Carven Associates, Inc. v. American Home Assurance Corp.

— In an action, inter alia, to enforce an insurance contract, the plaintiffs appeal from an order of the Supreme Court, Orange County (Green, J.), entered October 2, 1989, which granted the defen*791dant’s motion pursuant to CPLR 3126 to dismiss the complaint.

Ordered that the order is affirmed, with one bill of costs to the respondents appearing separately and filing separate briefs.
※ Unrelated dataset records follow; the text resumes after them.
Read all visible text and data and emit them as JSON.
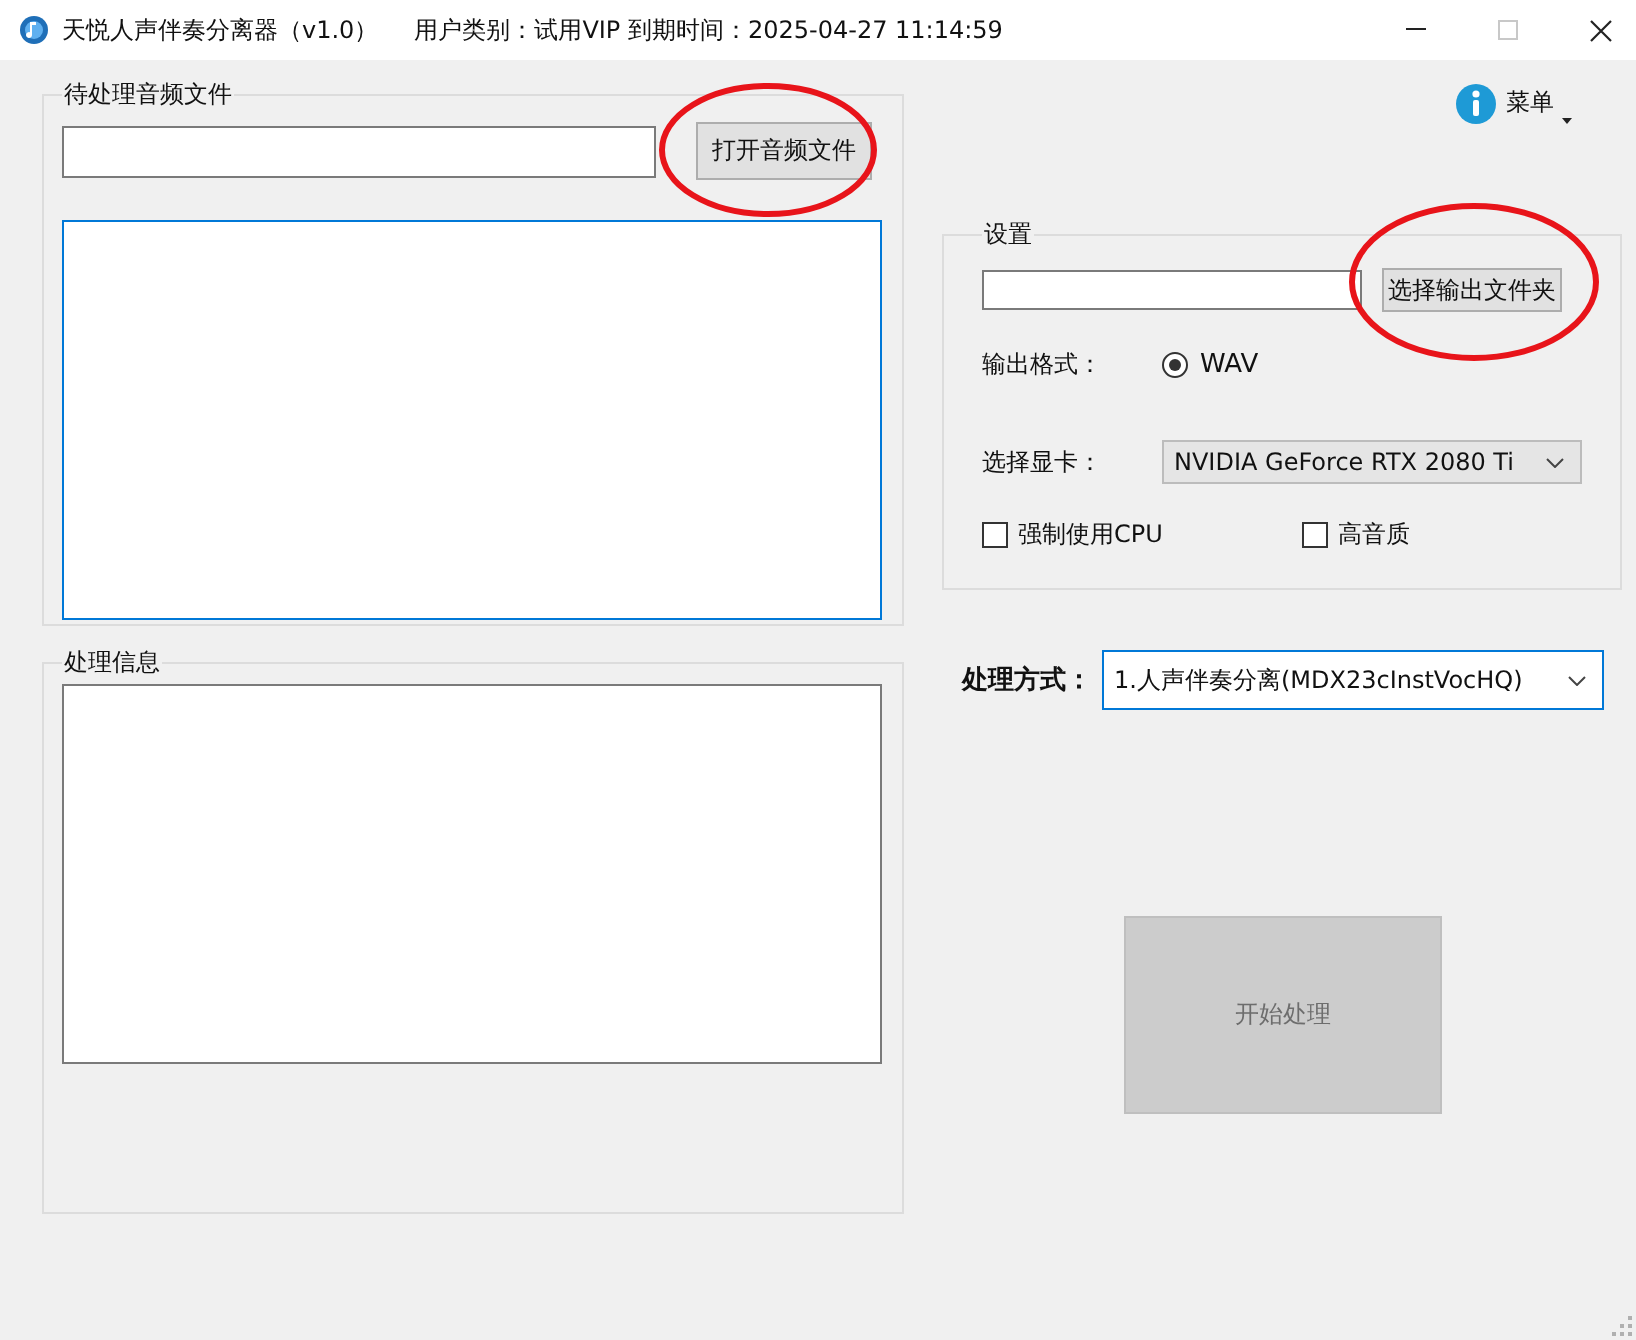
{
  "window": {
    "title": "天悦人声伴奏分离器（v1.0）",
    "info": "用户类别：试用VIP 到期时间：2025-04-27 11:14:59",
    "maximize_disabled": true
  },
  "menu": {
    "label": "菜单"
  },
  "input_group": {
    "title": "待处理音频文件",
    "button": {
      "label": "打开音频文件",
      "highlighted": true
    }
  },
  "log_group": {
    "title": "处理信息"
  },
  "settings": {
    "title": "设置",
    "output_button": {
      "label": "选择输出文件夹",
      "highlighted": true
    },
    "format_label": "输出格式：",
    "formats": [
      {
        "label": "WAV",
        "selected": true
      }
    ],
    "gpu_label": "选择显卡：",
    "gpu": "NVIDIA GeForce RTX 2080 Ti",
    "options": [
      {
        "label": "强制使用CPU",
        "checked": false
      },
      {
        "label": "高音质",
        "checked": false
      }
    ]
  },
  "method": {
    "label": "处理方式：",
    "value": "1.人声伴奏分离(MDX23cInstVocHQ)"
  },
  "start_button": {
    "label": "开始处理",
    "disabled": true
  }
}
The Supreme Court properly exercised its discretion in dismissing the plaintiffs’ complaint for their failure to comply with discovery demands and directives over a period of approximately two years. The plaintiffs inexplicably failed to timely seek review in the Supreme Court pursuant to CPLR 3104 (d) of an October 1988 conditional order of dismissal made by a Judicial Hearing Officer appointed to supervise disclosure pursuant to CPLR 3104 (b). Therefore, the Supreme Court was warranted in refusing to review the propriety of that order. In any event, the sanction imposed, although a severe one, cannot be said to have been an improvident exercise of the court’s broad discretion (see, Zletz v Wetanson, 67 NY2d 711; Homburger v Levitin, 130 AD2d 715), as the record reveals that the plaintiffs engaged in conduct which was deliberately evasive with respect to the defendant’s discovery rights and marked by an inexactitude which operated to frustrate disclosure. Mangano, P. J., Kooper, Harwood and Balletta, JJ., concur.